The more I study the Bible and listen to various commentators/preachers, the more I am drawn to Reformed systematic theology, or what is popularly dubbed “Calvinism.” Although such analogies can only be pushed so far, I think Calvinism is similar to Rothbardianism, because they each have a set of intuitive principles that, when followed to their logical conclusion, make most people shy away. But once you get over the initial shock—“How could we possibly allow ‘market forces’ to regulate nuclear weapons?!”—it becomes obvious that the intuitive principles are correct, and that the incredulous critics are simply confused. I’m now in a position where I think, “If you think through the implications of the attributes of the Biblical God, how could He not have predestined everyone’s fate? What would it even mean to say He hadn’t?” (This is not the place to explain it, but my position does incorporate human free will, in a subtle way that basically reinvented what I later learned was the doctrine of Molinism, named after a 16th century Jesuit monk who also made contributions to economics.)
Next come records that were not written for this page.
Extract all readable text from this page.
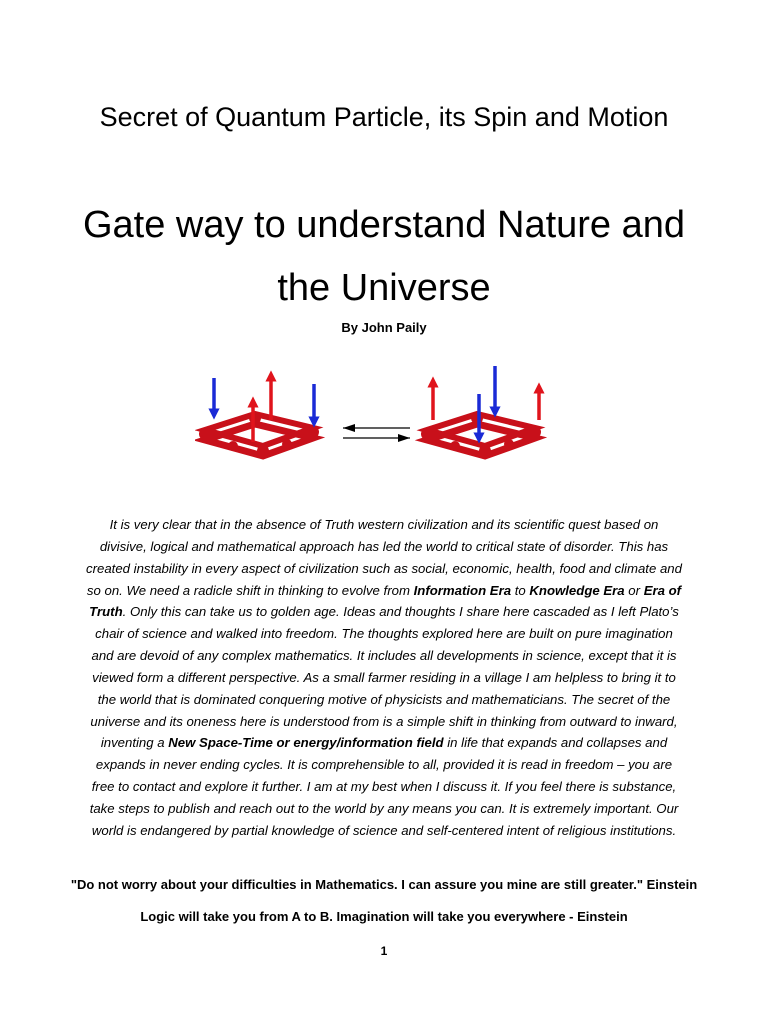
Secret of Quantum Particle, its Spin and Motion
Gate way to understand Nature and the Universe
By John Paily
It is very clear that in the absence of Truth western civilization and its scientific quest based on divisive, logical and mathematical approach has led the world to critical state of disorder. This has created instability in every aspect of civilization such as social, economic, health, food and climate and so on. We need a radicle shift in thinking to evolve from Information Era to Knowledge Era or Era of Truth. Only this can take us to golden age. Ideas and thoughts I share here cascaded as I left Plato’s chair of science and walked into freedom. The thoughts explored here are built on pure imagination and are devoid of any complex mathematics. It includes all developments in science, except that it is viewed form a different perspective. As a small farmer residing in a village I am helpless to bring it to the world that is dominated conquering motive of physicists and mathematicians. The secret of the universe and its oneness here is understood from is a simple shift in thinking from outward to inward, inventing a New Space-Time or energy/information field in life that expands and collapses and expands in never ending cycles. It is comprehensible to all, provided it is read in freedom – you are free to contact and explore it further. I am at my best when I discuss it. If you feel there is substance, take steps to publish and reach out to the world by any means you can. It is extremely important. Our world is endangered by partial knowledge of science and self-centered intent of religious institutions.
"Do not worry about your difficulties in Mathematics. I can assure you mine are still greater." Einstein
Logic will take you from A to B. Imagination will take you everywhere - Einstein
1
In wrapping up this essay, I would like to encourage Christian libertarian readers to continue with their study of both arenas of scholarship, and to continue spreading the good news: An infinitely wise, infinitely benevolent Creator has designed our reality such that loving people will create heaven on earth, and regardless of what others may do, all you need to be restored in fellowship with Him is accept His free gift of mercy and grace. Don’t let the haters tell you otherwise!